Der Tag, der an Moskaus Siegerehre kratzt

Von Von Stefan Scholl   25.August 2009

Am 23. August 1939 besiegelten NS-Deutschland und die Sowjetunion den Nichtangriffspakt mit geheimem Zusatzprotokoll, in dem Nazideutschland der größere Teil Polens überlassen wurde und Stalin dafür die polnisch verwalteten Regionen Weißrusslands und der Ukraine beanspruchte, aber auch Estland, Lettland und Finnland. Acht Tage später griff die Wehrmacht Polen an. Die Rote Armee aber kassierte die baltischen Staaten und die übrige mit Berlin vereinbarte Beute.

Heftige Debatten

Ein Jubiläum, das Russlands halbstaatliche Öffentlichkeit in Harnisch bringt. Zumal sich das Europaparlament vergangenes Jahr dafür aussprach, den 23. August zum Gedenktag der Opfer von Nationalsozialismus und Stalinismus zu erklären. „Es wird vorgeschlagen, den Totalitarismus Hitlers und jenen Stalins gemeinsam zu verurteilen und gleichzusetzen“, ärgert sich der Politologe Sergej Karaganow in der Regierungszeitung Russkaja Gaseta.

„Solche Beschlüsse sind nur der Gipfel des Eisberges aus Publikationen und Reden, die meist aus Polen und den baltischen Ländern stammen und von gewissen anderen europäischen Ländern sanft unterstützt werden.“

Das politische Russland fühlt sich von Europa ideologisch belagert. Man unterstellt vor allem den polnischen, ukrainischen und baltischen Nachbarn, sie wollten Moskau mit einer antisowjetischen Kampagne im Nachhinein den Sieg im „Großen Vaterländischen Krieg“ gegen Hitlerdeutschland streitig machen.

Moskaus Medien schießen heftig zurück: „Als Erste haben sich die Balten mit Hitler geeinigt. Erst danach Molotow“, zitiert die Massenzeitung Komsomolskaja Prawda den Spruch auf einem Kühlschrankmagneten, der in Estland angeblich von Neonazis vertrieben wird.

Polen schuld am Krieg?

Auf der Website des russischen Verteidigungsministeriums gab im Juni ein Militärhistoriker Polen die Kriegsschuld: Warschau habe Hitlers „gemäßigte“ Forderungen nach der Abtretung Danzigs und einer Autobahnverbindung nach Ostpreußen stur abgelehnt. Selbst den Schweden unterstellt Moskau Revanchegelüste für die Niederlage bei Poltawa vor 300 Jahren. „Die ,östliche Partnerschaft’ der EU, deren Hauptinitiator Schweden ist, erinnert schmerzhaft an die Wiederherstellung der alten schwedischen Dominanzzone“, schimpft Karaganow.

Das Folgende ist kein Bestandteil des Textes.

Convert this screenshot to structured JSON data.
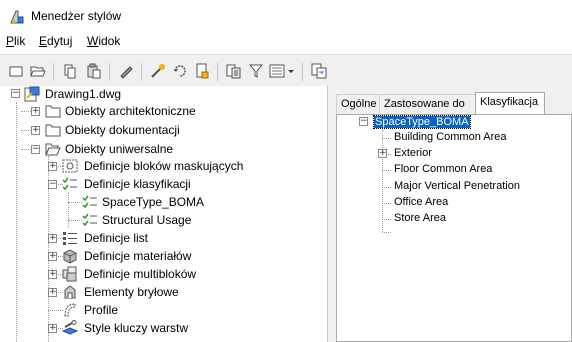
{
  "window": {
    "title": "Menedżer stylów"
  },
  "menu": [
    {
      "label": "Plik",
      "accel": "P",
      "rest": "lik"
    },
    {
      "label": "Edytuj",
      "accel": "E",
      "rest": "dytuj"
    },
    {
      "label": "Widok",
      "accel": "W",
      "rest": "idok"
    }
  ],
  "tree": {
    "root": "Drawing1.dwg",
    "items": [
      {
        "label": "Obiekty architektoniczne",
        "icon": "folder-icon"
      },
      {
        "label": "Obiekty dokumentacji",
        "icon": "folder-icon"
      },
      {
        "label": "Obiekty uniwersalne",
        "icon": "folder-open-icon"
      },
      {
        "label": "Definicje bloków maskujących",
        "icon": "mask-block-icon"
      },
      {
        "label": "Definicje klasyfikacji",
        "icon": "classification-icon"
      },
      {
        "label": "SpaceType_BOMA",
        "icon": "classification-icon"
      },
      {
        "label": "Structural Usage",
        "icon": "classification-icon"
      },
      {
        "label": "Definicje list",
        "icon": "list-icon"
      },
      {
        "label": "Definicje materiałów",
        "icon": "material-icon"
      },
      {
        "label": "Definicje multibloków",
        "icon": "multiblock-icon"
      },
      {
        "label": "Elementy bryłowe",
        "icon": "mass-element-icon"
      },
      {
        "label": "Profile",
        "icon": "profile-icon"
      },
      {
        "label": "Style kluczy warstw",
        "icon": "layer-key-icon"
      }
    ]
  },
  "tabs": [
    "Ogólne",
    "Zastosowane do",
    "Klasyfikacja"
  ],
  "active_tab": "Klasyfikacja",
  "classification": {
    "root": "SpaceType_BOMA",
    "children": [
      "Building Common Area",
      "Exterior",
      "Floor Common Area",
      "Major Vertical Penetration",
      "Office Area",
      "Store Area"
    ]
  },
  "colors": {
    "selection": "#0a64c8",
    "tree_lines": "#a0a0a0",
    "toolbar_bg": "#f0f0f0"
  }
}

Es gibt durchaus Gründe für so aufgewühlte Reaktionen. So startete etwa der ukrainische Präsident Viktor Juschtschenko einen Propagandafeldzug, um die Hungersnot unter Stalin, der Millionen ukrainische, aber auch russische Bauern zum Opfer fielen, als russischen Genozid an den Ukrainern zu verkaufen.

Kriegsgewinn eint

Aber wenn Moskauer Parlamentarier sowjetische Schulbuchweisheiten nachplappern, der Hitler-Stalin-Pakt sei notwendig gewesen, um den Ostdrang der Nazis zeitweise zu stoppen, verteidigen sie vor allem das Allerheiligste, was Russland von der UdSSR geerbt hat: den Sieg im „Großen Vaterländischen Krieg“, einen opferreichen und gerechten Sieg.

Er wird mit alten Sowjetfilmen und neuen TV-Serien, mit Artikeln und Reden gefeiert, dient mangels neuer Visionen längst als Nationalidee. „Die Hauptklammer, die die russische Gesellschaft zusammenhält, ist die Erinnerung an den „Großen Vaterländischen Krieg“, erklärt der Historiker Alexander Djukow. „Wenn sich diese Klammer löst, beginnt unsere Gesellschaft auseinanderzufallen.“ Die peinliche Wahrheit, dass der Kreml 1939 mit Hitler gemeinsame Sache gemacht hat, kann Russland offenbar noch nicht verkraften.